Variable units: age (years); ethnicity (number of white, hispanic, black); BMI ((weight in kilograms)/(height in meters)2); heart rate (beats per minute); systolic and diastolic blood pressure (mmHg); fasting glucose (mg/dL); HbA1c (%).
Serum fructose and sorbitol concentrations under fasting and postprandial conditions.a
| Healthy volunteers (HV) | Diabetic subjects (T2DM) | ||
|---|---|---|---|
| Serum fructose | |||
| Fasting | 1.39 (0.38) | 1.48 (0.49) | 0.61 |
| Fed | 7.98 (2.55) | 9.13 (2.29) | 0.23 |
| Serum sorbitol | |||
| Fasting | 0.164 (0.044) | 0.280 (0.163) | 0.02 |
| Fed | 0.181 (0.040) | 0.294 (0.064) | <0.0001 |
Notes:
Average fasting and fed serum fructose and sorbitol levels (in mg/L) from 13 HV and 14 T2DM subjects were calculated from measurements of blood samples collected on three sequential days. Reported above are the inter-subject averages (± standard deviation). The data were analyzed using a 2-sample t-test for independent samples, adjusted for equal variance.

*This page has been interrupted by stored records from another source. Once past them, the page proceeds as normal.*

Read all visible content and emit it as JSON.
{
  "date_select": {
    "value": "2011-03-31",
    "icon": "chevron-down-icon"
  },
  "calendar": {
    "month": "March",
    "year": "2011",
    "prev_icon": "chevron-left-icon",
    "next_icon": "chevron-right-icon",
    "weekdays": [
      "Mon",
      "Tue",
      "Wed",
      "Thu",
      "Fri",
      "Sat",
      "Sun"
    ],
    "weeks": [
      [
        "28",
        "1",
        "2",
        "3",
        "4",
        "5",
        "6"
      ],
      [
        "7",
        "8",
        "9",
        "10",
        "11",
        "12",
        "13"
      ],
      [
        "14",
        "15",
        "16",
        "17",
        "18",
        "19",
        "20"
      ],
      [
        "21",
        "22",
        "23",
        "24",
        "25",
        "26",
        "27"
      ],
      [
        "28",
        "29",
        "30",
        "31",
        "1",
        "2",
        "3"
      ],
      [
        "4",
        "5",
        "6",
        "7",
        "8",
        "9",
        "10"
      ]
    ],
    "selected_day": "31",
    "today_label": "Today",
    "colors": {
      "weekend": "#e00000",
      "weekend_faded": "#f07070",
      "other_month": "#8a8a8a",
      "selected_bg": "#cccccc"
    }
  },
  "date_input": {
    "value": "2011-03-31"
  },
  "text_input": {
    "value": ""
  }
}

Based on the observed differences for fructose and sorbitol, and the samples sizes, we have greater than 80% power to detect a 0.1 mg/L difference in sorbitol.

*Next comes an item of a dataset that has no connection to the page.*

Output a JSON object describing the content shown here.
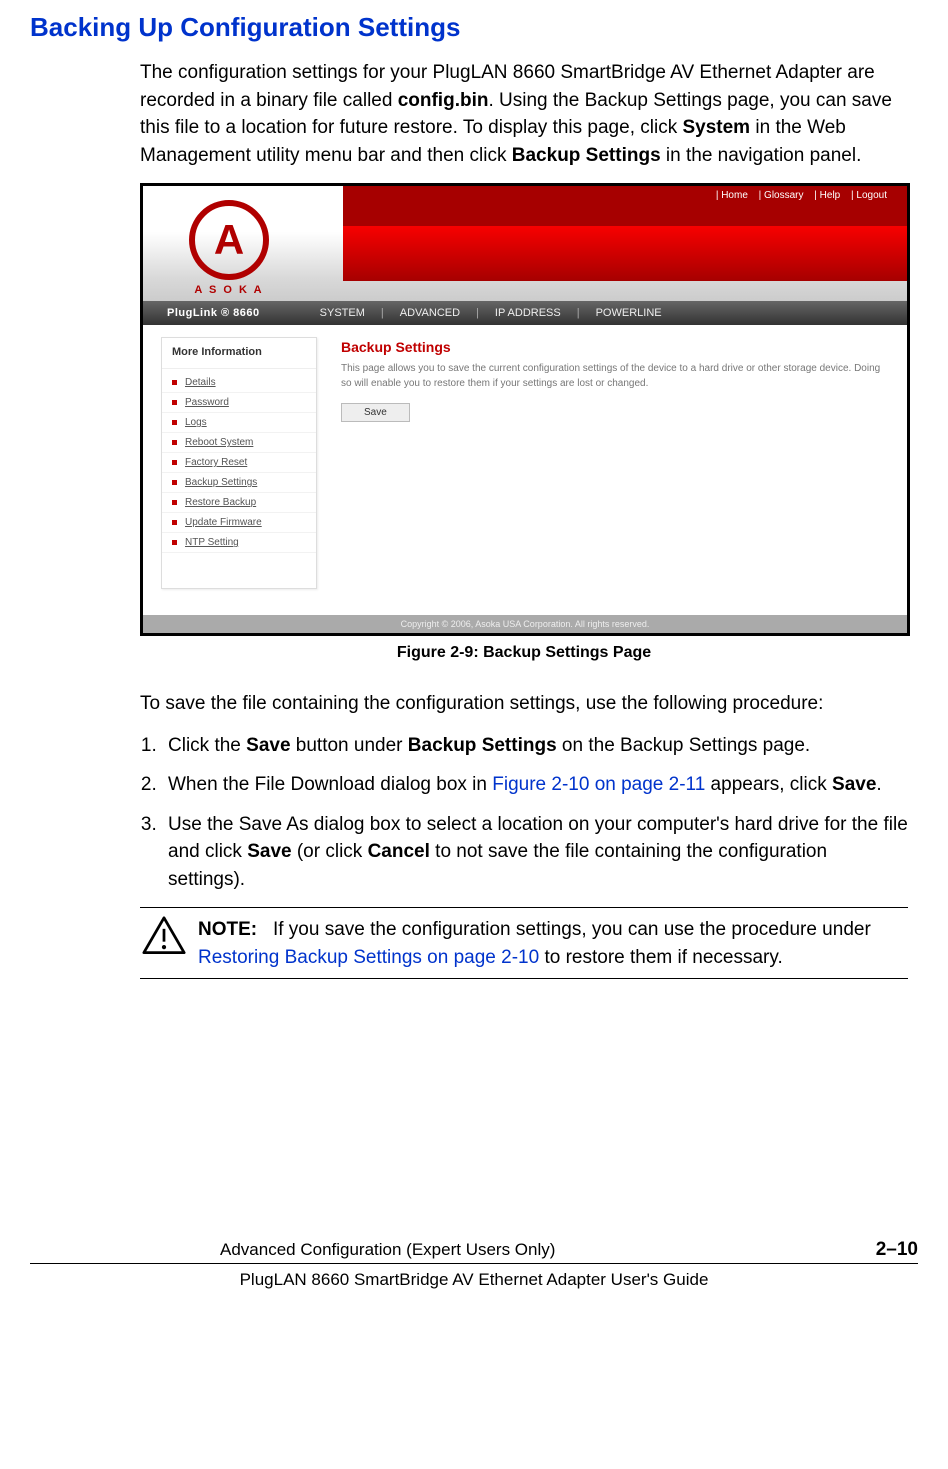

Includes data from all subjects. One T2DM patient had considerably elevated fasting serum sorbitol (0.822 ± 0.452 mg/L) in all samples measured, greater than 2.5 fold higher than all other subjects. Fasting and fed fructose levels in this patient were similar to the other subjects in this study; fed sorbitol levels were also higher than for all other individuals, but lower than fasting levels. Deleting the value from this subject resulted in a T2DM fasting sorbitol group mean of 0.238 mg/L (± 0.048), which was also significant greater than the HV fasting sorbitol levels (P = 0.0004).
P < 0.002 in both paired t-test and Wilcoxon signed rank test, comparing fed serum fructose or sorbitol levels to fasting levels (with deletion of data from the T2DM subject with high fasting serum sorbitol noted above).